Like Greenhow, I often take for granted the fact that I’ll be able to go to church when I want, whether to pray or attend Mass. I work mere steps from the Cathedral of the Madeleine, so I can walk over there whenever I desire. I also live in the greater Salt Lake metro area, so on Sunday I have my choice of a dozen churches within a half-hour drive, and I can choose to attend any time from 7 a.m. to 6 p.m. to hear a priest say Mass. It is easy to forget that in more remote parts of the state people drive for upwards of an hour to attend the one Sunday celebration at their parish, and some don’t have a priest every week.
The annual Catholics Can Mass celebrates the contributions people with disabilities make to their parish and to the Church. Prior to attending this year’s event, I read a piece on the Gospel reading by Barbara Reid, O.P. in Give Us This Day. Writing about the parable of the vineyard workers – also known as the parable of the generous landowner – Sister Reid described a conversation she had with a single mother who was trying to find a job.
“She had little education and few marketable skills,” Sr. Reid wrote, and the experience of waiting in the unemployment office hoping for a job made the woman realize that the workers in the parable who were “standing idle all day long in the marketplace were not lazy. They would gladly work if anyone would hire them. But they were left behind because they were deemed old, infirm or unskilled. …”
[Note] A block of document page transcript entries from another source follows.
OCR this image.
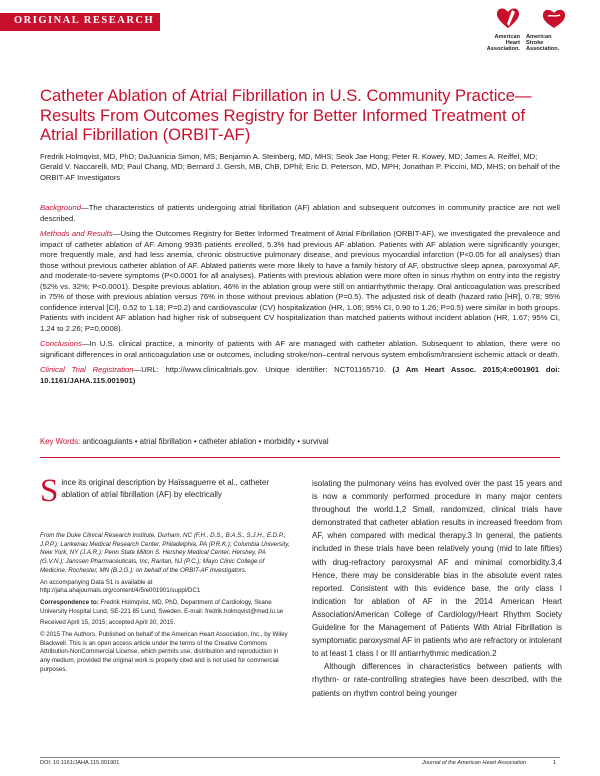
ORIGINAL RESEARCH
American Heart Association.
American Stroke Association.
Catheter Ablation of Atrial Fibrillation in U.S. Community Practice—Results From Outcomes Registry for Better Informed Treatment of Atrial Fibrillation (ORBIT-AF)
Fredrik Holmqvist, MD, PhD; DaJuanicia Simon, MS; Benjamin A. Steinberg, MD, MHS; Seok Jae Hong; Peter R. Kowey, MD; James A. Reiffel, MD; Gerald V. Naccarelli, MD; Paul Chang, MD; Bernard J. Gersh, MB, ChB, DPhil; Eric D. Peterson, MD, MPH; Jonathan P. Piccini, MD, MHS; on behalf of the ORBIT-AF Investigators

Background—The characteristics of patients undergoing atrial fibrillation (AF) ablation and subsequent outcomes in community practice are not well described.

Methods and Results—Using the Outcomes Registry for Better Informed Treatment of Atrial Fibrillation (ORBIT-AF), we investigated the prevalence and impact of catheter ablation of AF. Among 9935 patients enrolled, 5.3% had previous AF ablation. Patients with AF ablation were significantly younger, more frequently male, and had less anemia, chronic obstructive pulmonary disease, and previous myocardial infarction (P<0.05 for all analyses) than those without previous catheter ablation of AF. Ablated patients were more likely to have a family history of AF, obstructive sleep apnea, paroxysmal AF, and moderate-to-severe symptoms (P<0.0001 for all analyses). Patients with previous ablation were more often in sinus rhythm on entry into the registry (52% vs. 32%; P<0.0001). Despite previous ablation, 46% in the ablation group were still on antiarrhythmic therapy. Oral anticoagulation was prescribed in 75% of those with previous ablation versus 76% in those without previous ablation (P=0.5). The adjusted risk of death (hazard ratio [HR], 0.78; 95% confidence interval [CI], 0.52 to 1.18; P=0.2) and cardiovascular (CV) hospitalization (HR, 1.06; 95% CI, 0.90 to 1.26; P=0.5) were similar in both groups. Patients with incident AF ablation had higher risk of subsequent CV hospitalization than matched patients without incident ablation (HR, 1.67; 95% CI, 1.24 to 2.26; P=0.0008).

Conclusions—In U.S. clinical practice, a minority of patients with AF are managed with catheter ablation. Subsequent to ablation, there were no significant differences in oral anticoagulation use or outcomes, including stroke/non–central nervous system embolism/transient ischemic attack or death.

Clinical Trial Registration—URL: http://www.clinicaltrials.gov. Unique identifier: NCT01165710. (J Am Heart Assoc. 2015;4:e001901 doi: 10.1161/JAHA.115.001901)

Key Words: anticoagulants • atrial fibrillation • catheter ablation • morbidity • survival
Since its original description by Haïssaguerre et al., catheter ablation of atrial fibrillation (AF) by electrically

From the Duke Clinical Research Institute, Durham, NC (F.H., D.S., B.A.S., S.J.H., E.D.P., J.P.P.); Lankenau Medical Research Center, Philadelphia, PA (P.R.K.); Columbia University, New York, NY (J.A.R.); Penn State Milton S. Hershey Medical Center, Hershey, PA (G.V.N.); Janssen Pharmaceuticals, Inc, Raritan, NJ (P.C.); Mayo Clinic College of Medicine, Rochester, MN (B.J.G.); on behalf of the ORBIT-AF Investigators.

An accompanying Data S1 is available at http://jaha.ahajournals.org/content/4/5/e001901/suppl/DC1

Correspondence to: Fredrik Holmqvist, MD, PhD, Department of Cardiology, Skane University Hospital Lund, SE-221 85 Lund, Sweden. E-mail: fredrik.holmqvist@med.lu.se

Received April 15, 2015; accepted April 30, 2015.

© 2015 The Authors. Published on behalf of the American Heart Association, Inc., by Wiley Blackwell. This is an open access article under the terms of the Creative Commons Attribution-NonCommercial License, which permits use, distribution and reproduction in any medium, provided the original work is properly cited and is not used for commercial purposes.

isolating the pulmonary veins has evolved over the past 15 years and is now a commonly performed procedure in many major centers throughout the world.1,2 Small, randomized, clinical trials have demonstrated that catheter ablation results in increased freedom from AF, when compared with medical therapy.3 In general, the patients included in these trials have been relatively young (mid to late fifties) with drug-refractory paroxysmal AF and minimal comorbidity.3,4 Hence, there may be considerable bias in the absolute event rates reported. Consistent with this evidence base, the only class I indication for ablation of AF in the 2014 American Heart Association/American College of Cardiology/Heart Rhythm Society Guideline for the Management of Patients With Atrial Fibrillation is symptomatic paroxysmal AF in patients who are refractory or intolerant to at least 1 class I or III antiarrhythmic medication.2

Although differences in characteristics between patients with rhythm- or rate-controlling strategies have been described, with the patients on rhythm control being younger

DOI: 10.1161/JAHA.115.001901	Journal of the American Heart Association	1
That was followed by Bishop Solis’ homily at the Catholics Can Mass. Tying together the reading from Isaiah – “For my thoughts are not your thoughts, nor are your ways my ways, says the Lord,” – with the Gospel about God’s generosity, the bishop said that Jesus “came to establish a new value system, not based on what is fair or unfair, not about what is just and what is unjust, but what is good for everyone.”
Sitting in reflection later that evening, what came to mind was Greenhow describing a 1930’s-era photo of a priest standing on a ladder, hammer in hand, literally helping to build St. James the Greater Catholic Church. As a photographer myself, I too would have snapped the shot of the priest rather than any of the others because he was recognizable – someone looking at the picture would know that it was about a Catholic doing construction work. In a photographer’s eyes, the priest was a more worthy subject than any layperson, even if she or he had spent more time and effort on the project.
But what about in God’s eyes? According to his value system, are the contributions of those of us who can labor all day in his vineyard, conspicuous because of our jobs or the amount of money we give or the number of hours we donate, more worthy than those of the people who because of their circumstances are able to work only the last hour of the day? We know what Jesus had to say about that: “Amen, I say to you, this poor widow put in more than all the others contributors” because “she, from her poverty, has contributed all she had, her whole livelihood.”